A partir desta visita, Hernández vai se mostrando uma criatura abusiva, que começa a se aproveitar da sua influência sobre Helen para fins egoístas e escusos ao relacionamento. No início do livro, a relação já está terminada, e Helen vai relembrando dos seus episódios turbulentos depois de ser procurada por um psiquiatra que está tratando da nova “vítima” de Hernández – uma paciente que também foi seduzida pelo argentino e prejudicada pelos seus padrões de comportamento.
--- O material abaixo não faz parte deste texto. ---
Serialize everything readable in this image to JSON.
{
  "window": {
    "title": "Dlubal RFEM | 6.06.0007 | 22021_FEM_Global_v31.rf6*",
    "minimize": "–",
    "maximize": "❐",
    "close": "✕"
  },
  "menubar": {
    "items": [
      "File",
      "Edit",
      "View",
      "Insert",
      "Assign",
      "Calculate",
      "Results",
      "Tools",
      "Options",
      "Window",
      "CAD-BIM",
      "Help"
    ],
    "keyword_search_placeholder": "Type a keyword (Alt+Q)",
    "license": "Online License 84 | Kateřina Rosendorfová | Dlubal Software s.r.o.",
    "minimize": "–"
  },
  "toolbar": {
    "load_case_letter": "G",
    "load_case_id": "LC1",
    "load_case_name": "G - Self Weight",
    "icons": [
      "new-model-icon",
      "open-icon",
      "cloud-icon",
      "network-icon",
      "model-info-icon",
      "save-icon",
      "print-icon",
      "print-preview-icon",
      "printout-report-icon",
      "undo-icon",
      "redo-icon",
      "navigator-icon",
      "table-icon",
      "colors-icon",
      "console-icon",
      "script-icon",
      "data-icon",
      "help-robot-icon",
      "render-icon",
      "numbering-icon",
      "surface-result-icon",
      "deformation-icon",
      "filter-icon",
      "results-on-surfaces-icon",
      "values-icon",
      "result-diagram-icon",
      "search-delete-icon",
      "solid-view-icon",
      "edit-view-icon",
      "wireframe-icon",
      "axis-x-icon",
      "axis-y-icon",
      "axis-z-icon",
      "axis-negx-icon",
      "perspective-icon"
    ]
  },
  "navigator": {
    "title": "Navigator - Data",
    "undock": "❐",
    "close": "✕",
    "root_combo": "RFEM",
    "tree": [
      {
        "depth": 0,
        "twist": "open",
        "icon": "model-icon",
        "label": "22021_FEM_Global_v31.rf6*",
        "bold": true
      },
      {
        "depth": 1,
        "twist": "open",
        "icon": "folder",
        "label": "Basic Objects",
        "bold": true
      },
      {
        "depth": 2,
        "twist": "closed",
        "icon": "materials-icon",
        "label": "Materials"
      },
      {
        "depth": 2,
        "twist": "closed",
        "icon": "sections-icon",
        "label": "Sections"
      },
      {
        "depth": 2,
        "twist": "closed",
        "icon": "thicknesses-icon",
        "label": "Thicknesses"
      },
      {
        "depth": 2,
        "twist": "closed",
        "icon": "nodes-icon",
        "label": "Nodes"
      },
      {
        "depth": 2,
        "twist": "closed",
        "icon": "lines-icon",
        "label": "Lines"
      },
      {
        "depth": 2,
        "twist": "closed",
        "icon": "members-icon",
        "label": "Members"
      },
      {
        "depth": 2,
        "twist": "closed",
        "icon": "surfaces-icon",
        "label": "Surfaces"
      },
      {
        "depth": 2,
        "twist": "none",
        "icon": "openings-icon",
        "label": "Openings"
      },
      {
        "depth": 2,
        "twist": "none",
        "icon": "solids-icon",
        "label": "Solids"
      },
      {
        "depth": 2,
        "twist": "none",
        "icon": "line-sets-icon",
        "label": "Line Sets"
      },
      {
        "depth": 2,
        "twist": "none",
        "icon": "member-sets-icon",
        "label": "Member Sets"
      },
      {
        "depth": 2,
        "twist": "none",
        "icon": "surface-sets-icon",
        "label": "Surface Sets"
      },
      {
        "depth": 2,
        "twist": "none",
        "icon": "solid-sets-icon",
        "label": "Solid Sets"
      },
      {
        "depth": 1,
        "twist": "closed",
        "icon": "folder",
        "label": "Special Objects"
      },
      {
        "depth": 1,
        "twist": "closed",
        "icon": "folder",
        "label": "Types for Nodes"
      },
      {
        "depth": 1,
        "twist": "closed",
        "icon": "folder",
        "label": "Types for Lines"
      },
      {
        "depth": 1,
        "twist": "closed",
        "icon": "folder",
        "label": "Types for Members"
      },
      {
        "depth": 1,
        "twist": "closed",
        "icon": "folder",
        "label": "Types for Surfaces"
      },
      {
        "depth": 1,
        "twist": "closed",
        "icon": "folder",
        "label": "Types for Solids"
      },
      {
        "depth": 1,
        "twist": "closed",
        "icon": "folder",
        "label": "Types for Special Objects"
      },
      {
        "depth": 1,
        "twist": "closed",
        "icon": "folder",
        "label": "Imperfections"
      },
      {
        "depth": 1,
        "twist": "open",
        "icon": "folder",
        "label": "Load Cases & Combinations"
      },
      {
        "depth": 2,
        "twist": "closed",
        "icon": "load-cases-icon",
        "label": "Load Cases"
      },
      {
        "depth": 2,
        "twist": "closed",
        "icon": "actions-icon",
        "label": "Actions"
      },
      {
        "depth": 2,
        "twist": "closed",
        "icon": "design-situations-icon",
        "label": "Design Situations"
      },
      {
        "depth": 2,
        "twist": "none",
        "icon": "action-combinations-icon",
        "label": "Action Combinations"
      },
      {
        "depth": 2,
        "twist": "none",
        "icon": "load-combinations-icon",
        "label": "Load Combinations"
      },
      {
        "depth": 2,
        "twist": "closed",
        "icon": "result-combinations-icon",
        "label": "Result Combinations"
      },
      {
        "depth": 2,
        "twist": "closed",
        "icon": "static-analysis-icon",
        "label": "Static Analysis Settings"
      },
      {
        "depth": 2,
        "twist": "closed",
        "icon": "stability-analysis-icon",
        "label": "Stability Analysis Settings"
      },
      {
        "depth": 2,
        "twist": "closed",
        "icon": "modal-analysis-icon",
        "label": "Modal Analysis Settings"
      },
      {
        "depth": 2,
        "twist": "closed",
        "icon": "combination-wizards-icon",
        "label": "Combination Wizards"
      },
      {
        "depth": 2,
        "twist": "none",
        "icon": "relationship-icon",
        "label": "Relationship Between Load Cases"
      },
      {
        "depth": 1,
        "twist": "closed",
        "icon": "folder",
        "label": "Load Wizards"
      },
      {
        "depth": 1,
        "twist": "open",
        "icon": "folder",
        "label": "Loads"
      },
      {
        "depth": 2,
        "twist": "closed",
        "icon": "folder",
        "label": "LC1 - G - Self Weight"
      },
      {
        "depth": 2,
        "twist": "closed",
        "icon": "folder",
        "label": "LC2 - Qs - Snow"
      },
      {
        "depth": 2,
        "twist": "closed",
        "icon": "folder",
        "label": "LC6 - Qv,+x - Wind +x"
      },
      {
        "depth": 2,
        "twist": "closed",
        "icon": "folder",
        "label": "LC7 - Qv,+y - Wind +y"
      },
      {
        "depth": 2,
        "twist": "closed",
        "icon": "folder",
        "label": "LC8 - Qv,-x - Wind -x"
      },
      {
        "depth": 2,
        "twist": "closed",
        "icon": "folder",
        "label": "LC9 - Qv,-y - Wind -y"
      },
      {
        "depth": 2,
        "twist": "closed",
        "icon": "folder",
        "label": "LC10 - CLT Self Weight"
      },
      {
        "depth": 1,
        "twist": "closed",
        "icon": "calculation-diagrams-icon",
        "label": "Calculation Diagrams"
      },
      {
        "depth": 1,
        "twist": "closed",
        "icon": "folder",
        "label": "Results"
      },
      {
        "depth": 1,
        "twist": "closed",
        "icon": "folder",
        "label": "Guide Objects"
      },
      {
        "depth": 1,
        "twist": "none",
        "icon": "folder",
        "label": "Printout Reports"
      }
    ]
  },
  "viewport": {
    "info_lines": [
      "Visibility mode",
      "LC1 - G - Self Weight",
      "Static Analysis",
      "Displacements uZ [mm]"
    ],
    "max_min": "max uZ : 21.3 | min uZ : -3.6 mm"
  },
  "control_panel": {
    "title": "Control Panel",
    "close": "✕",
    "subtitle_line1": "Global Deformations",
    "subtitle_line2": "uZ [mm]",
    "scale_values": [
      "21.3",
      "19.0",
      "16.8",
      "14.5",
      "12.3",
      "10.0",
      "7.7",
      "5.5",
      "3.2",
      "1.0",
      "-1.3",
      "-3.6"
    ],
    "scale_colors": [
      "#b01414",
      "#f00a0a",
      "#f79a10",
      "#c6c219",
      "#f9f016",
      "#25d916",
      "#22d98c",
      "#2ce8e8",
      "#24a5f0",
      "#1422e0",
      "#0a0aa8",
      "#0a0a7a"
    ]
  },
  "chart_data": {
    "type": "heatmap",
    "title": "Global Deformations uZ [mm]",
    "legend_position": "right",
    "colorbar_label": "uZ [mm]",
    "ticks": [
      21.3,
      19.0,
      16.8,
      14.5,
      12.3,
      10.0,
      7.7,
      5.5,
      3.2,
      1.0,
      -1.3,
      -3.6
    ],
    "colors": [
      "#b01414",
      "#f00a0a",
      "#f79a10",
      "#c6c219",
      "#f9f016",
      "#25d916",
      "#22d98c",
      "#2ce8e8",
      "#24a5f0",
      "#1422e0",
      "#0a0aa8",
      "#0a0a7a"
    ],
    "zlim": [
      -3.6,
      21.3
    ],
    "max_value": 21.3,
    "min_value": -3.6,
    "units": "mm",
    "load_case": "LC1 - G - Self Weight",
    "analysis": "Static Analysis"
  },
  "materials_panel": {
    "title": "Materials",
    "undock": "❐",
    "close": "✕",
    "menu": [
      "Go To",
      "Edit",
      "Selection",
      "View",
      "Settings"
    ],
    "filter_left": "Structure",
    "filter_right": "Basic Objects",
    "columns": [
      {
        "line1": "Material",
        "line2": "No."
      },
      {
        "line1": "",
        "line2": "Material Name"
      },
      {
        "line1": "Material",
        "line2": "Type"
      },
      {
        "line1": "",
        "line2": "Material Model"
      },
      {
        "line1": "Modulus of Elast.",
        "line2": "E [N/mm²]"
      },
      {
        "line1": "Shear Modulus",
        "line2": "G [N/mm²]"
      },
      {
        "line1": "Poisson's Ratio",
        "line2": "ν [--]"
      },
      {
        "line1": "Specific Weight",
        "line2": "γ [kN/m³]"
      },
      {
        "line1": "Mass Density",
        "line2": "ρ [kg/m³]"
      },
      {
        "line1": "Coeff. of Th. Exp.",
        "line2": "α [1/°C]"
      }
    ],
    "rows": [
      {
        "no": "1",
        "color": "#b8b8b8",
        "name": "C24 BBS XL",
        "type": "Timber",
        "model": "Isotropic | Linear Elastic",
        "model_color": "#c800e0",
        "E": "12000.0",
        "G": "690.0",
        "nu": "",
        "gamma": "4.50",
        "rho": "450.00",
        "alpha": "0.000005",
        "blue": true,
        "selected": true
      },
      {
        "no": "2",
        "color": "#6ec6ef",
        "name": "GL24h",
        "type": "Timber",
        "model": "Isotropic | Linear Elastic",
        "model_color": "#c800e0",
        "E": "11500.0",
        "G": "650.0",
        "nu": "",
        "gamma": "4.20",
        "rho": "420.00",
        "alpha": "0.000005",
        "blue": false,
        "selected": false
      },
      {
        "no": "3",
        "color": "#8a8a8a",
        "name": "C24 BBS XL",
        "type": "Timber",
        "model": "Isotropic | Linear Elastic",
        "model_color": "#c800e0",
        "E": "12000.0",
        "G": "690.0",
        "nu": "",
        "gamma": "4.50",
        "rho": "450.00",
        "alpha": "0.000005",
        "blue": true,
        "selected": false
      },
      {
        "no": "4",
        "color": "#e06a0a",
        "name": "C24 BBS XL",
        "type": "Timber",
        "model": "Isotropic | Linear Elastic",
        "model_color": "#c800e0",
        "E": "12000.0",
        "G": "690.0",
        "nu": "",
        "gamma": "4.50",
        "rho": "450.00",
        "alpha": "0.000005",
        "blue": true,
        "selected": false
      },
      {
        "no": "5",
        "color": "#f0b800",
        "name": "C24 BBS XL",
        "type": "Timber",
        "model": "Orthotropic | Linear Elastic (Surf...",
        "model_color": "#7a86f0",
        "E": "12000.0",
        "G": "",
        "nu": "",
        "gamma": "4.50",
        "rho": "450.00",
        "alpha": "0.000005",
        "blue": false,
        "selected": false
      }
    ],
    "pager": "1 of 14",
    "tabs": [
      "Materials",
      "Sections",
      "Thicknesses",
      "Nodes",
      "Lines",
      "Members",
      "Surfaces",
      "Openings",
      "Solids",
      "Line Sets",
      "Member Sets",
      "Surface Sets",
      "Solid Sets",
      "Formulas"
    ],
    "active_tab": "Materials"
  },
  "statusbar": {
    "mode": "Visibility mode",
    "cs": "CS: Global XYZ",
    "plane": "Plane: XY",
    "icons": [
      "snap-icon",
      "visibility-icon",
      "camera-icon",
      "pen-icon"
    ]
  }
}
Em que pesem a fragilidade deste pontapé inicial (que talvez venha a colidir com alguns princípios éticos da psiquiatria) e do fato de os e-mails que Helen troca com Dr. Jorge pouco se diferenciarem, formalmente falando, da narração em primeira pessoa com a qual a autora intercala esta correspondência, Rosângela Vieira da Rocha consegue imprimir um ritmo ágil à narrativa, mostrando pleno domínio dessa estrutura paralela que escolheu para distribuir sua trama.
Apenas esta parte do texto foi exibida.